I like the presence of the disingenuous “he wouldn’t relinquish the net” and the more accurate “I found it very difficult to have him relinquish the net” within a couple of seconds of one another. How exactly does a goalie refuse to not be the starter? That’s something you could bottle and sell.

We were really a good team at the start. We had the jump and we had the position in the standings that we wanted. It was a team thing, but Quick is the guy that’s in the net. Then, as we got to a time where we were slipping a little bit, after we got through that Olympic break, that might have been a time to say, `OK, we need Quicker to get a little bit of a break.’ I mention this again. He comes back from the Olympics and he hasn’t seen a lot of pucks over a two-week period. But now this is the critical time, so you’ve got to keep going with your No. 1 guy.”

I am a supporter of Terry Murray. I like him. I like his old-timey style. I attribute a big chunk of the Kings’ success to him. And part of that, his manner, is this kind of good-natured merit-based Atticus Finch consistency and even-handedness.

But the boxed paragraph above is fascinating. We were a good team at the start…Quick is the guy…then…we were slipping…and that might have been a time to [play a back-up — this is a question about Bernier, after all]…but it’s an important time, so you stick with your #1, and lose a bunch of games, and hope your guy snaps out of it in the playoffs, which he doesn’t.

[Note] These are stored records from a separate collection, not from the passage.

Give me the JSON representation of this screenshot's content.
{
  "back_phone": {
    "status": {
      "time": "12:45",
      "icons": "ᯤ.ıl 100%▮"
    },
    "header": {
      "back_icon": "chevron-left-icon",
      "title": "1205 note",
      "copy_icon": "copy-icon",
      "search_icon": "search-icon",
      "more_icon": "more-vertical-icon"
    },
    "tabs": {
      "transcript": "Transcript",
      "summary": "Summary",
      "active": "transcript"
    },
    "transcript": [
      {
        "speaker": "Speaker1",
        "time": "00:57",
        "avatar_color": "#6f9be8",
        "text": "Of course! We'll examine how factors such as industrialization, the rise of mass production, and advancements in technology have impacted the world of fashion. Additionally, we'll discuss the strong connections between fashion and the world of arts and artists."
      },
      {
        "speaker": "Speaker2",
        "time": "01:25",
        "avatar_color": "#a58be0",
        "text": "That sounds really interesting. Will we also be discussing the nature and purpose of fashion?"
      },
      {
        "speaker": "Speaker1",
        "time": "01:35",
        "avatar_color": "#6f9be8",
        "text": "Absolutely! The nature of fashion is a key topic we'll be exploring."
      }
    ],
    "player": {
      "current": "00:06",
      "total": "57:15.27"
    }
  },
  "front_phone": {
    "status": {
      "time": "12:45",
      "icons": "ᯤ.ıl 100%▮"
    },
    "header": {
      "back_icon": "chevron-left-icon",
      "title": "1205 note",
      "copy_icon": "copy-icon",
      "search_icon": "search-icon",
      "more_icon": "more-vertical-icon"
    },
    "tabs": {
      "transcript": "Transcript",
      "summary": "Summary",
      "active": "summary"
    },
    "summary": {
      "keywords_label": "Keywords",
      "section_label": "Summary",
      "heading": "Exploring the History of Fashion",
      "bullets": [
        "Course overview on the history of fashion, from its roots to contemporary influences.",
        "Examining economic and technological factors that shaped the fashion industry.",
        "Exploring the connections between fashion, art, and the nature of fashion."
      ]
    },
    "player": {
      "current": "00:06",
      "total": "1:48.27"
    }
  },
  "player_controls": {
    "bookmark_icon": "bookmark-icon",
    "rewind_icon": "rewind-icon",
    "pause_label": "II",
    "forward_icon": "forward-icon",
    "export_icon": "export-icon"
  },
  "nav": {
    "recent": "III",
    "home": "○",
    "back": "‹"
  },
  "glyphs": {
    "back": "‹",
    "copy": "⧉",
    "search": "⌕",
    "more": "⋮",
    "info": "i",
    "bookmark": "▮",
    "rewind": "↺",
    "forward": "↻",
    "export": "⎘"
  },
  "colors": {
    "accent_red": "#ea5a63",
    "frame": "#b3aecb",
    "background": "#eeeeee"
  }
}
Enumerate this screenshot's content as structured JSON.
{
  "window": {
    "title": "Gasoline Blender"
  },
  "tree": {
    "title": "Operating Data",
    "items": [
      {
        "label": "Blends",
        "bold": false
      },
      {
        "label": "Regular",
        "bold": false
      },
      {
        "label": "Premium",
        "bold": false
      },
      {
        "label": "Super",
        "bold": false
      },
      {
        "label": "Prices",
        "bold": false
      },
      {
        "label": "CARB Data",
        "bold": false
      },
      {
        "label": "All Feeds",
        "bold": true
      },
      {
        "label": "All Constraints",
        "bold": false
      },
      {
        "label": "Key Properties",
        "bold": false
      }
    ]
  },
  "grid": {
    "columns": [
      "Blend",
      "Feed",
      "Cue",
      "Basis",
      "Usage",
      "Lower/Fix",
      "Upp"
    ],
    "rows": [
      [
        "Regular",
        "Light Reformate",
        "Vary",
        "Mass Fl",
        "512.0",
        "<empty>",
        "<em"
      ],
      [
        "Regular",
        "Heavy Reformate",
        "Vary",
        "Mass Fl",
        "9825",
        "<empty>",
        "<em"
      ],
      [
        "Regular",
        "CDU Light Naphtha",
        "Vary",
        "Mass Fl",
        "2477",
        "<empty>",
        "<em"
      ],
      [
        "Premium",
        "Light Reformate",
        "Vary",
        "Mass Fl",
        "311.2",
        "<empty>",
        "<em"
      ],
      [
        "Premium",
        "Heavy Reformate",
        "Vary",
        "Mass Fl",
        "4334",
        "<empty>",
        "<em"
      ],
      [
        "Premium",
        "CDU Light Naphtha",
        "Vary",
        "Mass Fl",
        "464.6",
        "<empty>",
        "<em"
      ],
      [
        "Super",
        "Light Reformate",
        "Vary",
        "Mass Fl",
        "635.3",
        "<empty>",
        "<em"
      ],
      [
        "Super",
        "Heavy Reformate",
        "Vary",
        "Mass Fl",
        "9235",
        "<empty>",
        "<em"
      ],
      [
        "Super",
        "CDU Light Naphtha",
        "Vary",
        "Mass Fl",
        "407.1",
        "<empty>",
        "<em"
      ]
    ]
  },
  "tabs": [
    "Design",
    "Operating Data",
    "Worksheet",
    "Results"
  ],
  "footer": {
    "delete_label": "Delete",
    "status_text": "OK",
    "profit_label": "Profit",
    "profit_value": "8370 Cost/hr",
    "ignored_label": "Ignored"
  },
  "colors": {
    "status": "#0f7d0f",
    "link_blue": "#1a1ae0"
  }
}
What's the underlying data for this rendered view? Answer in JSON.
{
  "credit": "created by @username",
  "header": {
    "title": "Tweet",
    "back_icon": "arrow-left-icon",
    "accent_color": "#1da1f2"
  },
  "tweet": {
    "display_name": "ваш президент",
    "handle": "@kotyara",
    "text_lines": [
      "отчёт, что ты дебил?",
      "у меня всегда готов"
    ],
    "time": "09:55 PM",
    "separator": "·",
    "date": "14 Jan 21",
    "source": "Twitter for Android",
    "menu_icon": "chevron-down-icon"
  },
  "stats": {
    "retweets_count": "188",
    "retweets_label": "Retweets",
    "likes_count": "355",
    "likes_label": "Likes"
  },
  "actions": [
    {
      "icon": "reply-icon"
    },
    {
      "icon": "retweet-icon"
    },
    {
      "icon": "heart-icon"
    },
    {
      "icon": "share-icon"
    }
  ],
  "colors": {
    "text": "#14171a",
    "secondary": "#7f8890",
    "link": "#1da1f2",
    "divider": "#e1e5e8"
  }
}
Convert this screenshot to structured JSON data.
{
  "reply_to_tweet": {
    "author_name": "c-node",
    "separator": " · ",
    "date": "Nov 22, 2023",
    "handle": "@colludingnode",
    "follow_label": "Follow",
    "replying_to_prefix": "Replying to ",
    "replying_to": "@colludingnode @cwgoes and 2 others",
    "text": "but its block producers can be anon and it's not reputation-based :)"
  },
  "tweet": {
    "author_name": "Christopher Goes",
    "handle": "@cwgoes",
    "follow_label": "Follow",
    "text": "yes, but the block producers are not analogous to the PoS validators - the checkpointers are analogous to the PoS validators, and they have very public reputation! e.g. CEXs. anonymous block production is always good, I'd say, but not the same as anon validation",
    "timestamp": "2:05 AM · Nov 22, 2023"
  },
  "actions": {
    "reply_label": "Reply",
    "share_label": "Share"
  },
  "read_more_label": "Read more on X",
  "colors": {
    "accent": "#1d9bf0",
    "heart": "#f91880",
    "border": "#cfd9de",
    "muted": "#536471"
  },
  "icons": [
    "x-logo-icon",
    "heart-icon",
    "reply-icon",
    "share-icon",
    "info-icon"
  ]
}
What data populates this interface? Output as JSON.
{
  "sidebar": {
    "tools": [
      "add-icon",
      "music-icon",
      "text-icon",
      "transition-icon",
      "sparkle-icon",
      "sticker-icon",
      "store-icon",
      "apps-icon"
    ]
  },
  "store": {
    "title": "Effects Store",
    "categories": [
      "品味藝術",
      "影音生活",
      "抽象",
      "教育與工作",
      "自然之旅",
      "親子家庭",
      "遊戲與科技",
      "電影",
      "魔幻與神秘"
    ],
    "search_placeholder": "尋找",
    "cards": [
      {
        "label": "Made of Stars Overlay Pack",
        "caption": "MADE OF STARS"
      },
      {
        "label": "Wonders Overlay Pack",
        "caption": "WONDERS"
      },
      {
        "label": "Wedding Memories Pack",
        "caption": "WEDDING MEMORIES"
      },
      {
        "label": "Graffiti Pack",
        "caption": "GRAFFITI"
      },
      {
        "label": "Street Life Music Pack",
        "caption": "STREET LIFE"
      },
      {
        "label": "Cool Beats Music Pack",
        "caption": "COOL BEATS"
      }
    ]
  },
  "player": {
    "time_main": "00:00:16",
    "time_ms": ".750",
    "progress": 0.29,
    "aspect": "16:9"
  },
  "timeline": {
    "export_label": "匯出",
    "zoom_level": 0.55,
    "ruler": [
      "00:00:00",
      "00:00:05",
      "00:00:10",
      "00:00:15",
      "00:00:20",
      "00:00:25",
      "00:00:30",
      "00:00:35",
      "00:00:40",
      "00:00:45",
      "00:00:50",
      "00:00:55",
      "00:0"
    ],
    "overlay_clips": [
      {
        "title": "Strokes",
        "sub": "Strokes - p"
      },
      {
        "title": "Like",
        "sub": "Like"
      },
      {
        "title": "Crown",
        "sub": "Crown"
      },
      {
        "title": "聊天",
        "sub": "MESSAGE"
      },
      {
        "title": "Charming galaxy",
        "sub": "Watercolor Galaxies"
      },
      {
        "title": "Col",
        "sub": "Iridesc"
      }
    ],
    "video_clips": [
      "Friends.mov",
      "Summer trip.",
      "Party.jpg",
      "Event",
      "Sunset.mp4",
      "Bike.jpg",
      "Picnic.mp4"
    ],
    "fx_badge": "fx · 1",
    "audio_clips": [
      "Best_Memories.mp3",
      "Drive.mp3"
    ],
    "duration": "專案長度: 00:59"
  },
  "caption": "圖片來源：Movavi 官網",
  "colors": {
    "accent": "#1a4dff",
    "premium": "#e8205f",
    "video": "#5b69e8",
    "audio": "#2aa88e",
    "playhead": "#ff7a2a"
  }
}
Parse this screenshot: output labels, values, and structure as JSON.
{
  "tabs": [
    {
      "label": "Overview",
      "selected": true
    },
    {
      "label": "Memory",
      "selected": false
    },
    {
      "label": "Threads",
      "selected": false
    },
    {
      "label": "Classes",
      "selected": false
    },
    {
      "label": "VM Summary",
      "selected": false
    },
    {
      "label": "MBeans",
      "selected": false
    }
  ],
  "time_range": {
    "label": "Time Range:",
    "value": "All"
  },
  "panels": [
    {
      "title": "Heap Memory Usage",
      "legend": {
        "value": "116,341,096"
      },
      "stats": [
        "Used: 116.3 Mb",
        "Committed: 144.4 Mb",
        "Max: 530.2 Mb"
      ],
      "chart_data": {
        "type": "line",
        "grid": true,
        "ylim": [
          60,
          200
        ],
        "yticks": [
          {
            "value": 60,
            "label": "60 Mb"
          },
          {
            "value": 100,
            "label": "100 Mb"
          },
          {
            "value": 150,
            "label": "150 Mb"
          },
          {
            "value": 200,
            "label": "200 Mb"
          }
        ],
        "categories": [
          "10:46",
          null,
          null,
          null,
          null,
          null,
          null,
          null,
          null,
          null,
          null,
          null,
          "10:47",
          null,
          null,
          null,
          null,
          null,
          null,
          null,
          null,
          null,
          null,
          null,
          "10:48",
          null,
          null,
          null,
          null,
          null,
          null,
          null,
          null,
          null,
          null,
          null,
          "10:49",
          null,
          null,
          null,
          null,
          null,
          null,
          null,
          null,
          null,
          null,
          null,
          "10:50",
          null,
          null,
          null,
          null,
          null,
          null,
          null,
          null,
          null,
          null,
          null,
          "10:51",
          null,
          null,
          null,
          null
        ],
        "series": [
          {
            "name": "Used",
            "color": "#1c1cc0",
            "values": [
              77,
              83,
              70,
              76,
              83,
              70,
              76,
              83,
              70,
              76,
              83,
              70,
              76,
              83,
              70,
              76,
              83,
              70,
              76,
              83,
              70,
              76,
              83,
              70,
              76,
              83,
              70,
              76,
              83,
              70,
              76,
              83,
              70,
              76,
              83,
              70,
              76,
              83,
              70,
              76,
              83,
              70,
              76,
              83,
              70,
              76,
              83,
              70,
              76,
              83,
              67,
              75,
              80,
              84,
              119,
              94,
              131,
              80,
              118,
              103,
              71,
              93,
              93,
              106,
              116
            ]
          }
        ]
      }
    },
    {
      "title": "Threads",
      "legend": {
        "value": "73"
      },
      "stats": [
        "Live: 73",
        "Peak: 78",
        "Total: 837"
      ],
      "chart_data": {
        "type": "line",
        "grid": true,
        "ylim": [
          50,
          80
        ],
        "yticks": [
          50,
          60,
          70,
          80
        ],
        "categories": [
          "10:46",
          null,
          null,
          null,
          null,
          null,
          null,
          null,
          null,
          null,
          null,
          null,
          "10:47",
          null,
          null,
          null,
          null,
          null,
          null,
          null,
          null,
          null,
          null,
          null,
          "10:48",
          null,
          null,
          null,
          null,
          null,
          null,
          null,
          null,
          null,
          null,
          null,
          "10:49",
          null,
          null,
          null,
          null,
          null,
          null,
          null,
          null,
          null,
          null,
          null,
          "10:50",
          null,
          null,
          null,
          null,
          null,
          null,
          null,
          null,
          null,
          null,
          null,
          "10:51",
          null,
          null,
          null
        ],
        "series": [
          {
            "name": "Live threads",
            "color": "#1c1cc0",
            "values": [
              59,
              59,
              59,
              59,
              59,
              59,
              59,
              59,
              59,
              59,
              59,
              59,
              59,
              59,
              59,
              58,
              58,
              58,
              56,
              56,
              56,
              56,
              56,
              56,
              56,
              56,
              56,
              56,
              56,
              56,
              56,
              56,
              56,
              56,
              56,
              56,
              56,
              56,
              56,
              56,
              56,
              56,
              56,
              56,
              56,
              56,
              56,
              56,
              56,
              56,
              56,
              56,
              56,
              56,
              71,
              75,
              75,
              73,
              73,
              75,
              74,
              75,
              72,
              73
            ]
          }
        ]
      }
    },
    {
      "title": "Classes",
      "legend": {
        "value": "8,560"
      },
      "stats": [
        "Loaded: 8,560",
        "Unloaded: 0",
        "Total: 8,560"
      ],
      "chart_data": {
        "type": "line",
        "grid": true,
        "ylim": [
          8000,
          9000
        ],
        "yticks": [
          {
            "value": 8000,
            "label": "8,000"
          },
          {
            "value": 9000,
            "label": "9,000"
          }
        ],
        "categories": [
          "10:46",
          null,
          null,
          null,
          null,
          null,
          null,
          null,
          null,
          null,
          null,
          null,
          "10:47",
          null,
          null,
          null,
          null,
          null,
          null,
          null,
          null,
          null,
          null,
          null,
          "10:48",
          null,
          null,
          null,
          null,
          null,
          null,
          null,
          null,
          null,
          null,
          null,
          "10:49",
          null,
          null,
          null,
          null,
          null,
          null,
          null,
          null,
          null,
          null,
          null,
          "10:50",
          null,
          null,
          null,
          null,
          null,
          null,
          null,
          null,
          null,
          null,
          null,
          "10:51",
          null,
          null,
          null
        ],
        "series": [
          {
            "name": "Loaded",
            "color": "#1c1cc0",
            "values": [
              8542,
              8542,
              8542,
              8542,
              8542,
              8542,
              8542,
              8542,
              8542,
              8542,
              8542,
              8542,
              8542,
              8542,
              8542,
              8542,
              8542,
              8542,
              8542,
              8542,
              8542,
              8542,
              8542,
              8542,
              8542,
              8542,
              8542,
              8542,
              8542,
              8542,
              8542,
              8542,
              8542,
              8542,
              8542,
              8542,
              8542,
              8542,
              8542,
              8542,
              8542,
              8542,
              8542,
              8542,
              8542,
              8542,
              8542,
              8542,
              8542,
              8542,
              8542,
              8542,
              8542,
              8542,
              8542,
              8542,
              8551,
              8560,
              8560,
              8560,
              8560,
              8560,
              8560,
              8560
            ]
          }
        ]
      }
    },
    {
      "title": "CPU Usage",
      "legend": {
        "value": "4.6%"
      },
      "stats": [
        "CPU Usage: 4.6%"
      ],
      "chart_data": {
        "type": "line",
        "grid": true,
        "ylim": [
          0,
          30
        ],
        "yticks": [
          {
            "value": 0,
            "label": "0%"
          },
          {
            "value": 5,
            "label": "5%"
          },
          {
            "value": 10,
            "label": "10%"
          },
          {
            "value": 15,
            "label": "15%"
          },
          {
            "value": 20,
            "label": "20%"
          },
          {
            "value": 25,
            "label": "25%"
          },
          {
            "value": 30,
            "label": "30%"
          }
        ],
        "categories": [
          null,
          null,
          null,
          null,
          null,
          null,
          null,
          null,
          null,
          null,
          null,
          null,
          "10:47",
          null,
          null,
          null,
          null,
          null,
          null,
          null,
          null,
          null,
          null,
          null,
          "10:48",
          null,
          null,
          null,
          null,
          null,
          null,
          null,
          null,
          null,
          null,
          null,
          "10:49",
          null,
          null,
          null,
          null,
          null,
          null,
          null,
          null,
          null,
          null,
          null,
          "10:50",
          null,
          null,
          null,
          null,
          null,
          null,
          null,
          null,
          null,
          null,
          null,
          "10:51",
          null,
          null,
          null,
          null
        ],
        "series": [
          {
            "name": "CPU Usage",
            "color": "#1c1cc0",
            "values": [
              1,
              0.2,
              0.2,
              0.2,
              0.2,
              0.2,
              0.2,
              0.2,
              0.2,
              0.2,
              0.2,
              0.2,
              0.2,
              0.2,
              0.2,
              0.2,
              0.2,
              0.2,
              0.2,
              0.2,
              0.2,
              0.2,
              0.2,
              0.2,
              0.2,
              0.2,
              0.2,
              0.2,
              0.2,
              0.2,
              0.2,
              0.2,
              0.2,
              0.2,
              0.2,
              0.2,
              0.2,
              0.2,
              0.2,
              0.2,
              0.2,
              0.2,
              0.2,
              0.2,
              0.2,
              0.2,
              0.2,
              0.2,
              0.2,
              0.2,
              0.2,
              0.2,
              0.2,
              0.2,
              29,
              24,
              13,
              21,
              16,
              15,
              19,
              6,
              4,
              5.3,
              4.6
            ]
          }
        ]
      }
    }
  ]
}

That is a very strange vote of confidence for Quick. It basically says, “he was a big part of the early success of the team, so we stuck with him when he wasn’t so good after the Olympics.”

Remember that Murray also maintained that Quick wasn’t tired down the stretch, and somebody (I forget, maybe Murray, maybe Quick) said Quick’s new baby wasn’t a factor, and I remember Nick Nickson jumping down the throat of a caller who dared to suggest that Quick was being overplayed…and then after the season is over, Murray says, yeah maybe I played him too much.

So now, after a summer of being told Bernier had not yet earned the #2 spot (compare this to Westgarth, who was written in pen on the 4th line before camp even began), the battle was won by Bernier without firing a shot. Ersberg never even played in a pre-season game. Yes, I know; he was hurt. Well, he’s not hurt now. He could have played both games this weekend. Instead of zero. If the situation were flipped, and Bernier hurt his hand, there would have been outrage if Bernier was returned to Manchester without getting into a game.

Now at least we know that Quick is penciled in to start 55-59 games (“upwards of that high 50s number,” Murray said), and Bernier gets somewhere between 23 and 27 games. Beyond that, I find it hard to grab onto any particular rules of cause and effect when Murray talks about the goalies. Quick “would not relinquish” the starting job, which presumably he did through stellar play, but then when his play was less than stellar, Murray “found it difficult to have him relinquish” the job. If Bernier “will not relinquish” the net this month, what then? What does that even look like?